For this work, the team started by looking at genome topology, which focuses on how different points of the DNA interact in a three-dimensional manner.
“To look at contact frequencies between two molecules of the DNA, we used an assay called the Micro-C assay,” Raimundo said. “By the end, basically, we have this beautiful map of the genome.”
Among the focal contracts, points where two parts of the DNA come in contact with each other, the researchers noticed that a high percentage corresponds to promoter-promoter connectivity.
Raimundo’s “beautiful map” enabled the researchers to identify 56 instances of long-range promoter-promoter interaction during the Drosophila development over the span of one hour.

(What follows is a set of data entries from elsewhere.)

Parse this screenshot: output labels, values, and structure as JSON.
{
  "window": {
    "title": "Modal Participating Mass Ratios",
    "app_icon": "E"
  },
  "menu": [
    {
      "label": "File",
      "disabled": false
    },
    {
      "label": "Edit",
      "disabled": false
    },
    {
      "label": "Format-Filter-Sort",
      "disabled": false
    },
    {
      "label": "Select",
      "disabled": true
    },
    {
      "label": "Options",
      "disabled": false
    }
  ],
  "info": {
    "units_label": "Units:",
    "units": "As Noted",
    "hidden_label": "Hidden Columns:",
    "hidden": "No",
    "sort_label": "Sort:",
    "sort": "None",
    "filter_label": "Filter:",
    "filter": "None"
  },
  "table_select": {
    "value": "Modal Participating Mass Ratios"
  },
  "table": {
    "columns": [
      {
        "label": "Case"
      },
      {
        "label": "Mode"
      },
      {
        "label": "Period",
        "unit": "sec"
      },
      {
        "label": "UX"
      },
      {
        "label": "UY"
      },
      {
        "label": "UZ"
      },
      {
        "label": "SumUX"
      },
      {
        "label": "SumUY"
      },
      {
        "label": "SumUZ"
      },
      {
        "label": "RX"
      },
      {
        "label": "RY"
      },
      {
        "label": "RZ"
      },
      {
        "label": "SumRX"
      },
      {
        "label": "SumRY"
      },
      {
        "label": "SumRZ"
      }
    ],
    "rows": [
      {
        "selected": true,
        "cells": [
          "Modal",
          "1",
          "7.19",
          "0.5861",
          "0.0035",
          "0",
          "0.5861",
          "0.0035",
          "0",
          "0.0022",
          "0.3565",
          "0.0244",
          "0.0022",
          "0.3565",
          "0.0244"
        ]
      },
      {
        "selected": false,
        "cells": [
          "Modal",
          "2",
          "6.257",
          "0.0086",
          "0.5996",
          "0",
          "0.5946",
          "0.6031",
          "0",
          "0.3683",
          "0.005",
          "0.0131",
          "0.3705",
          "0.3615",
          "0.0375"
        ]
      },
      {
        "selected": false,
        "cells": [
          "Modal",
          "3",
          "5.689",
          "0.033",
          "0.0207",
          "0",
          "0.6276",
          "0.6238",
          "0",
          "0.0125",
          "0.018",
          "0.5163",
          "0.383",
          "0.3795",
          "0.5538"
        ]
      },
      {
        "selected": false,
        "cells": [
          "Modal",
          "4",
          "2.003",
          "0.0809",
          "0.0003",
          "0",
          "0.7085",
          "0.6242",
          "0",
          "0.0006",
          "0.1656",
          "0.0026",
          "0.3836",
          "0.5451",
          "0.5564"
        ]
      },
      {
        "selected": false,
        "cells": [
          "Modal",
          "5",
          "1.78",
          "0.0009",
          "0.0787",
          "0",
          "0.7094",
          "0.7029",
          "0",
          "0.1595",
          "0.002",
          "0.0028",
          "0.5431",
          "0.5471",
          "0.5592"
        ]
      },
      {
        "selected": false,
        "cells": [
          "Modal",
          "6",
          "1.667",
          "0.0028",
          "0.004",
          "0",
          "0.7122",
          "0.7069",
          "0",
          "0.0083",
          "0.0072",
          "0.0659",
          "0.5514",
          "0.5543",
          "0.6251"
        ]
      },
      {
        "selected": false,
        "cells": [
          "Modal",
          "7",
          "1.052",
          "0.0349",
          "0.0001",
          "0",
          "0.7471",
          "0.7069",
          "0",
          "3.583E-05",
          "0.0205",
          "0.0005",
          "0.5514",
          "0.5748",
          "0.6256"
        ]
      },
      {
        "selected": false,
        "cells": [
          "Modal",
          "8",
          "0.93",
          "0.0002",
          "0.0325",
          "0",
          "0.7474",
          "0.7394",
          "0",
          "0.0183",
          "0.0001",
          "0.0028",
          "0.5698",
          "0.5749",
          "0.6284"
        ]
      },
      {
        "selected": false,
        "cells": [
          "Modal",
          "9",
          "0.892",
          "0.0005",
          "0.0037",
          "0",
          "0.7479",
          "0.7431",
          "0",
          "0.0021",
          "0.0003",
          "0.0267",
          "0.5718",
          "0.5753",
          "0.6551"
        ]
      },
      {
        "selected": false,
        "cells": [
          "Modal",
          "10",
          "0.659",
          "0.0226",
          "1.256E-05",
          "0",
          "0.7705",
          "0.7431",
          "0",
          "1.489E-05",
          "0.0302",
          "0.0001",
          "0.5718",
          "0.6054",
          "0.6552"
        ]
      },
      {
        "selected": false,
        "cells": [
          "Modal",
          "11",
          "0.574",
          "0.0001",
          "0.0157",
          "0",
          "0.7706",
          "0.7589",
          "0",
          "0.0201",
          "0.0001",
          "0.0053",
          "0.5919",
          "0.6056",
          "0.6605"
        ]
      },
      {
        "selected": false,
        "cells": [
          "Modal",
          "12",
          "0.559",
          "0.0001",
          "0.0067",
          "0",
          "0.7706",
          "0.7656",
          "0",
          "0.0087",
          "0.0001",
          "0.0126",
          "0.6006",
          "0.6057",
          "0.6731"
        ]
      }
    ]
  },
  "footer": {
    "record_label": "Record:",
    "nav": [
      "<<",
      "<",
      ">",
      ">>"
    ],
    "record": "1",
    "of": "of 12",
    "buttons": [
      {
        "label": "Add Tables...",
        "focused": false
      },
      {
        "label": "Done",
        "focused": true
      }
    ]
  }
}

The team ultimately discovered that by allowing multiple genes to be regulated using a shared enhancer, tethering elements allow the co-expression of related genes during development.
“The coolest thing I think is that not only can you see [the genes] coming together, but you can see them being turned on together,” Raimundo said. “We see that these genes … are kind of dancing together in the genome, being turned on and off, on and off, a little bit like an opera.”
Levine reflected on the significance of these two projects being done at Princeton.
“You know, Princeton is a fabulous place to study genome organization and gene function. We have tremendous depth in this area of research,” Levine said. “I'm very excited that this research on tethering elements came together here. I just feel like it's kind of cool that we're contributing this research to this landscape of excellence in this area.”